A l'intérieur de la maison, les lampes donnaient à la bibliothèque un éclat de fleur pourpre. Tom et miss Baker avaient pris place aux deux extrémités de l'immense canapé, et elle lui lisait le "Saturday Evening Post" - les mots chuchotés, monocordes, s'enchaînaient comme une berceuse. Le reflet des lumières, très vif sur les bottes vernies de l'un, plus assourdi sur la chevelure d'automne de l'autre, glissait le long du magazine à chaque fois qu'elle tournait la page, en crispant légèrement les muscles effilés de son bras. Elle leva la main, en nous voyant entrer, pour nous imposer un instant de silence.
- La suite au prochain numéro, dit-elle en reposant le magazine sur la table.
D’une brève torsion du genou, elle se redressa et se mit debout.
- Dix heures, constata-t-elle comme si elle venait de le lire au plafond. La gentille petite fille doit aller au lit.
- Jordan dispute un tournoi de golf demain à Westchester, m’expliqua Daisy.
- Oh ! Vous êtes Jordan Baker ! Je comprenais enfin pourquoi son visage m’était familier. Combien de fois ce regard d’aimable dédain m’avait-il dit toisé, dans les évènements sportifs illustrés des journaux d’Asheville, de Hot Springs et de Palm Beach…On m’avait raconté quelque chose à son sujet, une histoire délicate, déplaisante même mais j'en avais oublié les détails depuis longtemps.

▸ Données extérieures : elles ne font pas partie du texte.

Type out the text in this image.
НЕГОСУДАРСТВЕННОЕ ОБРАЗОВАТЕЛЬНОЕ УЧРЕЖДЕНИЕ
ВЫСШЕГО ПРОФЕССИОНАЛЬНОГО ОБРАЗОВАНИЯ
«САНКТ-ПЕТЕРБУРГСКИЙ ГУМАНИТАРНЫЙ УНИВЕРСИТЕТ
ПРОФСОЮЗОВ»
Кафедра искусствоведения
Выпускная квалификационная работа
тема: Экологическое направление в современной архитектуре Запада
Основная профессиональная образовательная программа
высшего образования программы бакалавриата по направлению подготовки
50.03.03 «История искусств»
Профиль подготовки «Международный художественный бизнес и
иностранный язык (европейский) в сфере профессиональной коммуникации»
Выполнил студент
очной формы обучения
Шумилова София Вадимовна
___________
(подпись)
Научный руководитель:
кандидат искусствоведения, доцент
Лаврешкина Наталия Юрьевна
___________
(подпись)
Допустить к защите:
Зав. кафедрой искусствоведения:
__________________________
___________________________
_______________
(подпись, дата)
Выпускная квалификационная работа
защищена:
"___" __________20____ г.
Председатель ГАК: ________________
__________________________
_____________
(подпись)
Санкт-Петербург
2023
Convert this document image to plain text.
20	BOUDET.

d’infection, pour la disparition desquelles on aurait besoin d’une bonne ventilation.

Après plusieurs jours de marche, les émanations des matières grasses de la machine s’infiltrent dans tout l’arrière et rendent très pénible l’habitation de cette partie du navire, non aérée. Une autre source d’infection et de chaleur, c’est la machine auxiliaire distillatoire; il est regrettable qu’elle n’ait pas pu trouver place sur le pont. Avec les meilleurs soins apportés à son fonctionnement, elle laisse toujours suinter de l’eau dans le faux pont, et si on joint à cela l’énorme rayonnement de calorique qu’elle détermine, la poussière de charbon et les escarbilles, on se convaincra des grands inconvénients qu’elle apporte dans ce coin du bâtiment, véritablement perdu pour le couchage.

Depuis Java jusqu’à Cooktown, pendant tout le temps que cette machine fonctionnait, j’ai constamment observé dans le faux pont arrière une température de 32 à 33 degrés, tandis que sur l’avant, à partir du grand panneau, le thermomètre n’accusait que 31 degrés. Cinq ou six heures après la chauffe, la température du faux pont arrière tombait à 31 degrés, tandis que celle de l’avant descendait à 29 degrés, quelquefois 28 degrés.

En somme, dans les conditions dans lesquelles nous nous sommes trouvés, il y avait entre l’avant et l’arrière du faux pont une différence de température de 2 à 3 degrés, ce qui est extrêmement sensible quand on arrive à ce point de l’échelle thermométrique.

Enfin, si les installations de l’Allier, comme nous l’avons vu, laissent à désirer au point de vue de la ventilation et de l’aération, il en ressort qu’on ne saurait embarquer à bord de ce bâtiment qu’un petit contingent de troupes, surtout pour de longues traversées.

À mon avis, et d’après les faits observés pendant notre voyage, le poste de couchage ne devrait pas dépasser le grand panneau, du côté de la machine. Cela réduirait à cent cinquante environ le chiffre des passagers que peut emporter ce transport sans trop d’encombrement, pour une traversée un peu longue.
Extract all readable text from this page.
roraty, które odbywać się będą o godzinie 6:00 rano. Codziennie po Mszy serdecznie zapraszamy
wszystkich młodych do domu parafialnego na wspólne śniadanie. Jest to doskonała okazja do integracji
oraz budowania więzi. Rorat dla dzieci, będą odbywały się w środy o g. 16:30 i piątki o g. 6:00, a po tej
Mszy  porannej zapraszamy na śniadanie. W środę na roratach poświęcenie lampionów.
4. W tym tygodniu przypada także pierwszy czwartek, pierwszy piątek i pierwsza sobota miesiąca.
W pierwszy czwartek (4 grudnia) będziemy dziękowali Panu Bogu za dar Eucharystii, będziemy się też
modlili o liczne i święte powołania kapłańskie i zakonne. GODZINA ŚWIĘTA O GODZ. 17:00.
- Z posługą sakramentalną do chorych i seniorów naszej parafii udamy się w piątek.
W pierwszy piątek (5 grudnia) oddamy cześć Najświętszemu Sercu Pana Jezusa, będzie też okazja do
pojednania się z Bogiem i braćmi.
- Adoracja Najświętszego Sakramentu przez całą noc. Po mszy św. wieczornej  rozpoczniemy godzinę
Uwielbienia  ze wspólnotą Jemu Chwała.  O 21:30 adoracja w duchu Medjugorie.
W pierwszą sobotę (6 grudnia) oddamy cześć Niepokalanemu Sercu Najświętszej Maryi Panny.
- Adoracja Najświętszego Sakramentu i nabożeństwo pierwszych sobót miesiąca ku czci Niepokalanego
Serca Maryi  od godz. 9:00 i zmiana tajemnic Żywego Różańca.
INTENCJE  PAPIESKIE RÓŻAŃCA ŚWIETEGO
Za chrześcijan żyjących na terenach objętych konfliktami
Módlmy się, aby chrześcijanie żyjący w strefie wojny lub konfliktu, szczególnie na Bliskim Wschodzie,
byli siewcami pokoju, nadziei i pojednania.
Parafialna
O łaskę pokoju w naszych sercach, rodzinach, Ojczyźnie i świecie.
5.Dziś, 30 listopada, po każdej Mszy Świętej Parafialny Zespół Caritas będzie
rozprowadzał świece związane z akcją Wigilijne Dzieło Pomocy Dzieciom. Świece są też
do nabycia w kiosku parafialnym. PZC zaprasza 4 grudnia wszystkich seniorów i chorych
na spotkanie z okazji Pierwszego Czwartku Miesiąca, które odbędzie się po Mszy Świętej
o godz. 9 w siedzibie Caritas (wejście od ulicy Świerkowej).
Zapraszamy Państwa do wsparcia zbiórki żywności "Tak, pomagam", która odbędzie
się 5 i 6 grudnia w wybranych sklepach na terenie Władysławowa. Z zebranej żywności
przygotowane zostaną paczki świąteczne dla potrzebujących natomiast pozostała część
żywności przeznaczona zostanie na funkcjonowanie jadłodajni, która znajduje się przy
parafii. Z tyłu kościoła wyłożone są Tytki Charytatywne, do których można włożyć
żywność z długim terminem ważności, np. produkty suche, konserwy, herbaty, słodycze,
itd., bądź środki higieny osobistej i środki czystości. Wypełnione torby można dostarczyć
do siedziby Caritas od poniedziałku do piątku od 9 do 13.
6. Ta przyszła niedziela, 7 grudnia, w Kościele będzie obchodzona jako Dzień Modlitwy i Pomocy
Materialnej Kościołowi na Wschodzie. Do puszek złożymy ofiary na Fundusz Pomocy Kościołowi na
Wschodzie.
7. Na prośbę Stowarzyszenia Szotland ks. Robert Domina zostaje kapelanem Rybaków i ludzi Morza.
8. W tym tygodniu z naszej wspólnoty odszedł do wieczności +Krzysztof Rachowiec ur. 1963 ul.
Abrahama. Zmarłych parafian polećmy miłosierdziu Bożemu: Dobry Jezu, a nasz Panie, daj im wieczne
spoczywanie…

- Bonsoir, dit-elle à mi-voix. Tu me réveilles à huit heures, Daisy ? Sans faute ?
- Si tu promets de te lever.
- Je promets. Bonsoir, Mr Carraway. A bientôt peut-être.
- A bientôt sûrement, affirma Daisy. J’ai l’intention de vous marier, Nick. Il faut que tu reviennes le plus souvent possible, et je m’arrangerai pour – oh ! – oui, pour vous ménager de longs tête-à-tête, vous boucler par mégarde dans la buanderie, vous expédier au large avec le hors-bord, enfin, ce genre de choses…
- Bonsoir, répéta miss Baker du haut de l’escalier. Je n’ai pas entendu un mot.
- C’est une fille très sympathique, dit Tom, après un instant de silence. Ils ne devraient pas la laisser courir ainsi à d’un bout à l’autre du pays.
- Qui ça : ils ? demanda Daisy d’un ton sec.
- Sa famille.
- Pour toute famille, elle n’a qu’une tante qui doit avoir dans les mille ans. D’ailleurs, Nick va s’occuper d’elle. D’accord, Nick ? Elle passera presque tous ses week-ends ici, avec nous cet été. L’ambiance de cette maison lui fera le plus grand bien, j’en suis sûre.
Tom et Daisy se dévisagèrent un moment sans rien dire. Je demandai très vite.
- Est-elle de New-York ?
- De Louisville. Nous y avons partagé nos candides années de jeunesse. Nos merveilleuses et candides années…
- Tu as offert à Nick un petit entretien cœur à cœur sur la véranda ? demanda Tom brusquement.
- Moi ? Elle me regarda.
- De quoi avons-nous parlé ? Je ne sais plus très bien. Des races nordiques, je crois. C’est ça, oui, je m’en souviens maintenant. Le sujet nous avait passionné, et c’est la première chose qui…
- Ne crois pas tout ce qu’on te raconte, Nick, me dit Tom.
J’ai répondu sans insister qu’on ne m’avait rien raconté du tout, et quelques minutes plus tard, je me suis levé pour partir. Ils m’ont raccompagné jusqu’à la porte et sont restés immobiles, l’un à côté de l’autre, dans le faisceau de lumières.